Acuado pela repercussão e pelas provas incontestáveis, o rapaz decidiu mudar a estratégia: não nega mais as palavras cruéis, mas agora tenta, por meio de seus advogados, barganhar o enquadramento do crime para não ver o sol nascer quadrado.
A obsessão doentia floresceu após a vítima, que conheceu Yuri na folia de fevereiro, decidir que não queria nada além de amizade. A recusa feriu o ego do estudante, que transformou a admiração em perseguição e baixaria. Em um grupo com outros oito calouros, o investigado despejou a ameaça definitiva: se não houvesse sexo por vontade dela, haveria pela força. O print da barbárie circulou, ganhou as ruas e mobilizou a Delegacia de Defesa da Mulher (DDM).

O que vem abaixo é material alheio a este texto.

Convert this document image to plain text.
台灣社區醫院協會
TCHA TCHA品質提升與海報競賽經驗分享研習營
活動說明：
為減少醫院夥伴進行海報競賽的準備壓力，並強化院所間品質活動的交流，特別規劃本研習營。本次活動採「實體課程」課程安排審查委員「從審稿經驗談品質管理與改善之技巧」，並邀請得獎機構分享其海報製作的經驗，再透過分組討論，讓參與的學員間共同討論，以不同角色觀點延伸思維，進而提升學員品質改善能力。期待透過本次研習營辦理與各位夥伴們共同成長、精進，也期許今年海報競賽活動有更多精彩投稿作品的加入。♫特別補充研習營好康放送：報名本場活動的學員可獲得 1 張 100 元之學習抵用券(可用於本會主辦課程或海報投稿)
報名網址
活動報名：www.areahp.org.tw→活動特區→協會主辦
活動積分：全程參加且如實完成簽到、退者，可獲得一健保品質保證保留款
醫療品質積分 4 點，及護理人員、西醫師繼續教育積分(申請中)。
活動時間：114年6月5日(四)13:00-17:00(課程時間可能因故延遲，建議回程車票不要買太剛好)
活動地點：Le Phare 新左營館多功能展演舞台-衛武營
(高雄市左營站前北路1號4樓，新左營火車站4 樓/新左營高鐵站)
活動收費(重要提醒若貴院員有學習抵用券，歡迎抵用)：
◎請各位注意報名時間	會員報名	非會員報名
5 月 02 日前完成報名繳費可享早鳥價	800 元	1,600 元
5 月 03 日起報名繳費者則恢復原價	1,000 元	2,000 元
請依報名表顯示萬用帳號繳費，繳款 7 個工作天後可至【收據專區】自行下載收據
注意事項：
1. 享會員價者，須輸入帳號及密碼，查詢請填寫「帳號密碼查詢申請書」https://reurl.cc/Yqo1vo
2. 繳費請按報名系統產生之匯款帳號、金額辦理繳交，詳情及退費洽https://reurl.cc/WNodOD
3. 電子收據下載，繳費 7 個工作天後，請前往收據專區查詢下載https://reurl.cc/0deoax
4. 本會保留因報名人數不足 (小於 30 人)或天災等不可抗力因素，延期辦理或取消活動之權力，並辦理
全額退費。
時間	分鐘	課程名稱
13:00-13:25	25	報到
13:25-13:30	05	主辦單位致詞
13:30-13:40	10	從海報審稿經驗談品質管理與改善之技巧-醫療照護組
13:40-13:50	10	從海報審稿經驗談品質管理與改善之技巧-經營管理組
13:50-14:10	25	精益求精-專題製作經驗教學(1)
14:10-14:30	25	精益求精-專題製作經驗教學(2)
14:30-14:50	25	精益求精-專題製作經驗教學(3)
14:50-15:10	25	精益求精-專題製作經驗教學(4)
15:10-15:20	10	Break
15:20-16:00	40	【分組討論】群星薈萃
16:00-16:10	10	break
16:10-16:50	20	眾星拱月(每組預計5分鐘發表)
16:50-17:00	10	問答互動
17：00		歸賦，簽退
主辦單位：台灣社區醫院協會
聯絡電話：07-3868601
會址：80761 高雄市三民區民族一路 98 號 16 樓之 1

Agora, a defesa trabalha no limite do Código Penal. Com o vídeo de "pedido de desculpas" já publicado — uma tentativa de conter o incêndio que ele mesmo ateou —, o foco é convencer a Justiça de que o caso pode ser resolvido com transação penal ou, na pior das hipóteses, uma prisão domiciliar no conforto de casa.
Yuri segue sob rédea curta, vigiado por uma medida protetiva que o impede de encostar na vítima. O caso, registrado como ameaça, injúria e violência doméstica, expõe a face mais feia do machismo nas universidades santistas: aquela que não aceita o "não" e responde com a promessa do pior dos crimes.